Yesterday's moralists warned us against being wicked; today's moralists warn us not to do anything at all without first being advised by self-elected sexperts. The old prudish brigade said "Don't do certain things"; the new prudish brigade calls into question our very ability to act autonomously.

So, yes, revolt. Do all the things you're told not to: drink, fumble, enjoy, regret, cope—all the stuff adults have always done.

But can we please not turn this into a "men's rights" issue? Too many of the revolters are presenting these first shoots of a sexual revolution as a case of brave men standing up to "feminazis" (man, I hate that word). Consent-class rebel Jack Hadfield's talk about the "demonization of men" and some media commentators' handwringing over wicked feminists gives the impression that men alone are damaged by the stifling anti-sex climate on campus. That is wrong. The new campus climate is as damaging to women as it is to men—more so, in fact.

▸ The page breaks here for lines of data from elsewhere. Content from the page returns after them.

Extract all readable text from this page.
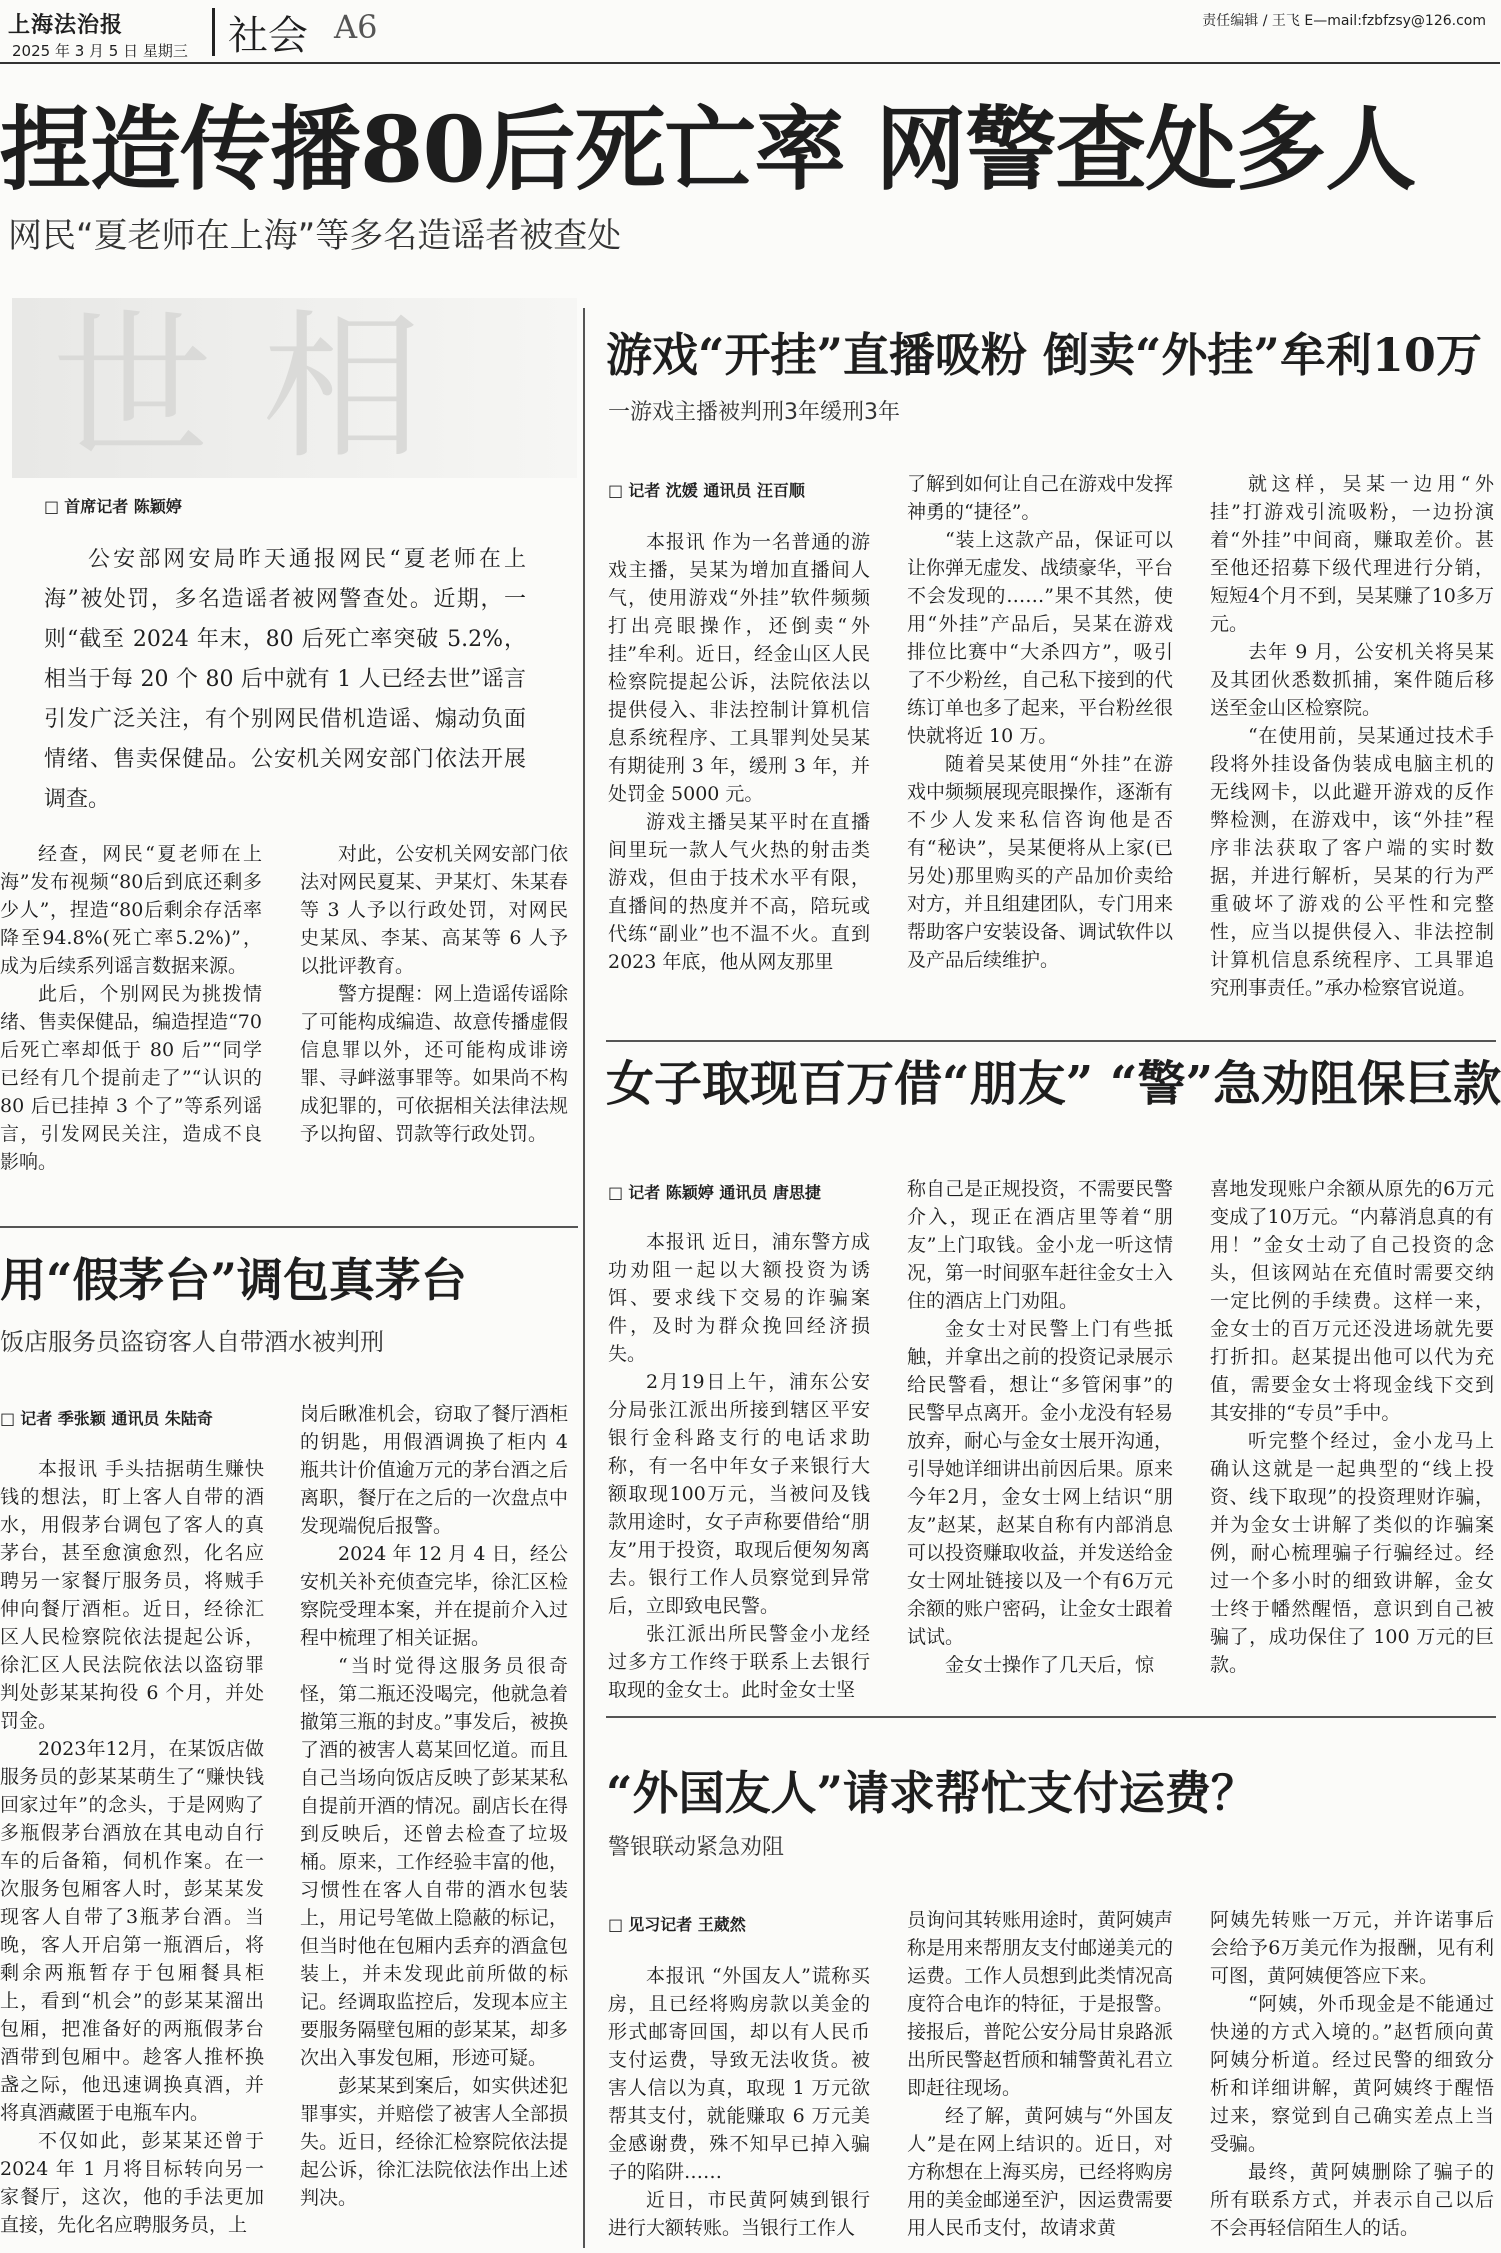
上海法治报
2025 年 3 月 5 日 星期三 社会 A6	责任编辑 / 王飞 E—mail:fzbfzsy@126.com
捏造传播80后死亡率 网警查处多人
网民“夏老师在上海”等多名造谣者被查处
世相
□ 首席记者 陈颖婷

公安部网安局昨天通报网民“夏老师在上海”被处罚，多名造谣者被网警查处。近期，一则“截至 2024 年末，80 后死亡率突破 5.2%，相当于每 20 个 80 后中就有 1 人已经去世”谣言引发广泛关注，有个别网民借机造谣、煽动负面情绪、售卖保健品。公安机关网安部门依法开展调查。

经查，网民“夏老师在上海”发布视频“80后到底还剩多少人”，捏造“80后剩余存活率降至94.8%(死亡率5.2%)”，成为后续系列谣言数据来源。

此后，个别网民为挑拨情绪、售卖保健品，编造捏造“70 后死亡率却低于 80 后”“同学已经有几个提前走了”“认识的 80 后已挂掉 3 个了”等系列谣言，引发网民关注，造成不良影响。

对此，公安机关网安部门依法对网民夏某、尹某灯、朱某春等 3 人予以行政处罚，对网民史某凤、李某、高某等 6 人予以批评教育。

警方提醒：网上造谣传谣除了可能构成编造、故意传播虚假信息罪以外，还可能构成诽谤罪、寻衅滋事罪等。如果尚不构成犯罪的，可依据相关法律法规予以拘留、罚款等行政处罚。

游戏“开挂”直播吸粉 倒卖“外挂”牟利10万
一游戏主播被判刑3年缓刑3年
□ 记者 沈媛 通讯员 汪百顺

本报讯 作为一名普通的游戏主播，吴某为增加直播间人气，使用游戏“外挂”软件频频打出亮眼操作，还倒卖“外挂”牟利。近日，经金山区人民检察院提起公诉，法院依法以提供侵入、非法控制计算机信息系统程序、工具罪判处吴某有期徒刑 3 年，缓刑 3 年，并处罚金 5000 元。

游戏主播吴某平时在直播间里玩一款人气火热的射击类游戏，但由于技术水平有限，直播间的热度并不高，陪玩或代练“副业”也不温不火。直到 2023 年底，他从网友那里

了解到如何让自己在游戏中发挥神勇的“捷径”。

“装上这款产品，保证可以让你弹无虚发、战绩豪华，平台不会发现的……”果不其然，使用“外挂”产品后，吴某在游戏排位比赛中“大杀四方”，吸引了不少粉丝，自己私下接到的代练订单也多了起来，平台粉丝很快就将近 10 万。

随着吴某使用“外挂”在游戏中频频展现亮眼操作，逐渐有不少人发来私信咨询他是否有“秘诀”，吴某便将从上家(已另处)那里购买的产品加价卖给对方，并且组建团队，专门用来帮助客户安装设备、调试软件以及产品后续维护。

就这样，吴某一边用“外挂”打游戏引流吸粉，一边扮演着“外挂”中间商，赚取差价。甚至他还招募下级代理进行分销，短短4个月不到，吴某赚了10多万元。

去年 9 月，公安机关将吴某及其团伙悉数抓捕，案件随后移送至金山区检察院。

“在使用前，吴某通过技术手段将外挂设备伪装成电脑主机的无线网卡，以此避开游戏的反作弊检测，在游戏中，该“外挂”程序非法获取了客户端的实时数据，并进行解析，吴某的行为严重破坏了游戏的公平性和完整性，应当以提供侵入、非法控制计算机信息系统程序、工具罪追究刑事责任。”承办检察官说道。

女子取现百万借“朋友” “警”急劝阻保巨款
□ 记者 陈颖婷 通讯员 唐思捷

本报讯 近日，浦东警方成功劝阻一起以大额投资为诱饵、要求线下交易的诈骗案件，及时为群众挽回经济损失。

2月19日上午，浦东公安分局张江派出所接到辖区平安银行金科路支行的电话求助称，有一名中年女子来银行大额取现100万元，当被问及钱款用途时，女子声称要借给“朋友”用于投资，取现后便匆匆离去。银行工作人员察觉到异常后，立即致电民警。

张江派出所民警金小龙经过多方工作终于联系上去银行取现的金女士。此时金女士坚

称自己是正规投资，不需要民警介入，现正在酒店里等着“朋友”上门取钱。金小龙一听这情况，第一时间驱车赶往金女士入住的酒店上门劝阻。

金女士对民警上门有些抵触，并拿出之前的投资记录展示给民警看，想让“多管闲事”的民警早点离开。金小龙没有轻易放弃，耐心与金女士展开沟通，引导她详细讲出前因后果。原来今年2月，金女士网上结识“朋友”赵某，赵某自称有内部消息可以投资赚取收益，并发送给金女士网址链接以及一个有6万元余额的账户密码，让金女士跟着试试。

金女士操作了几天后，惊

喜地发现账户余额从原先的6万元变成了10万元。“内幕消息真的有用！”金女士动了自己投资的念头，但该网站在充值时需要交纳一定比例的手续费。这样一来，金女士的百万元还没进场就先要打折扣。赵某提出他可以代为充值，需要金女士将现金线下交到其安排的“专员”手中。

听完整个经过，金小龙马上确认这就是一起典型的“线上投资、线下取现”的投资理财诈骗，并为金女士讲解了类似的诈骗案例，耐心梳理骗子行骗经过。经过一个多小时的细致讲解，金女士终于幡然醒悟，意识到自己被骗了，成功保住了 100 万元的巨款。

用“假茅台”调包真茅台
饭店服务员盗窃客人自带酒水被判刑
□ 记者 季张颖 通讯员 朱陆奇

本报讯 手头拮据萌生赚快钱的想法，盯上客人自带的酒水，用假茅台调包了客人的真茅台，甚至愈演愈烈，化名应聘另一家餐厅服务员，将贼手伸向餐厅酒柜。近日，经徐汇区人民检察院依法提起公诉，徐汇区人民法院依法以盗窃罪判处彭某某拘役 6 个月，并处罚金。

2023年12月，在某饭店做服务员的彭某某萌生了“赚快钱回家过年”的念头，于是网购了多瓶假茅台酒放在其电动自行车的后备箱，伺机作案。在一次服务包厢客人时，彭某某发现客人自带了3瓶茅台酒。当晚，客人开启第一瓶酒后，将剩余两瓶暂存于包厢餐具柜上，看到“机会”的彭某某溜出包厢，把准备好的两瓶假茅台酒带到包厢中。趁客人推杯换盏之际，他迅速调换真酒，并将真酒藏匿于电瓶车内。

不仅如此，彭某某还曾于 2024 年 1 月将目标转向另一家餐厅，这次，他的手法更加直接，先化名应聘服务员，上

岗后瞅准机会，窃取了餐厅酒柜的钥匙，用假酒调换了柜内 4 瓶共计价值逾万元的茅台酒之后离职，餐厅在之后的一次盘点中发现端倪后报警。

2024 年 12 月 4 日，经公安机关补充侦查完毕，徐汇区检察院受理本案，并在提前介入过程中梳理了相关证据。

“当时觉得这服务员很奇怪，第二瓶还没喝完，他就急着撤第三瓶的封皮。”事发后，被换了酒的被害人葛某回忆道。而且自己当场向饭店反映了彭某某私自提前开酒的情况。副店长在得到反映后，还曾去检查了垃圾桶。原来，工作经验丰富的他，习惯性在客人自带的酒水包装上，用记号笔做上隐蔽的标记，但当时他在包厢内丢弃的酒盒包装上，并未发现此前所做的标记。经调取监控后，发现本应主要服务隔壁包厢的彭某某，却多次出入事发包厢，形迹可疑。

彭某某到案后，如实供述犯罪事实，并赔偿了被害人全部损失。近日，经徐汇检察院依法提起公诉，徐汇法院依法作出上述判决。

“外国友人”请求帮忙支付运费？
警银联动紧急劝阻
□ 见习记者 王葳然

本报讯 “外国友人”谎称买房，且已经将购房款以美金的形式邮寄回国，却以有人民币支付运费，导致无法收货。被害人信以为真，取现 1 万元欲帮其支付，就能赚取 6 万元美金感谢费，殊不知早已掉入骗子的陷阱……

近日，市民黄阿姨到银行进行大额转账。当银行工作人

员询问其转账用途时，黄阿姨声称是用来帮朋友支付邮递美元的运费。工作人员想到此类情况高度符合电诈的特征，于是报警。接报后，普陀公安分局甘泉路派出所民警赵哲颀和辅警黄礼君立即赶往现场。

经了解，黄阿姨与“外国友人”是在网上结识的。近日，对方称想在上海买房，已经将购房用的美金邮递至沪，因运费需要用人民币支付，故请求黄

阿姨先转账一万元，并许诺事后会给予6万美元作为报酬，见有利可图，黄阿姨便答应下来。

“阿姨，外币现金是不能通过快递的方式入境的。”赵哲颀向黄阿姨分析道。经过民警的细致分析和详细讲解，黄阿姨终于醒悟过来，察觉到自己确实差点上当受骗。

最终，黄阿姨删除了骗子的所有联系方式，并表示自己以后不会再轻信陌生人的话。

It might hint that men are rough and untrustworthy, but it does something worse to women: reduces them to childlike creatures in need of protection against the whistles and chatter and larks of life. As Nadine Strossen said in the 1990s: Victim feminists don't only resuscitate the Victorian notion of "man as voracious satyr"—they also rehabilitate a view of women as "sexual victim."

Rise up, students. Demand your right to have sex as and when you please, as drunkenly as you please. But don't make this about men vs women, or even men vs feminists. This should be men and women united against the creeping official colonisation of ever-more areas of our private lives.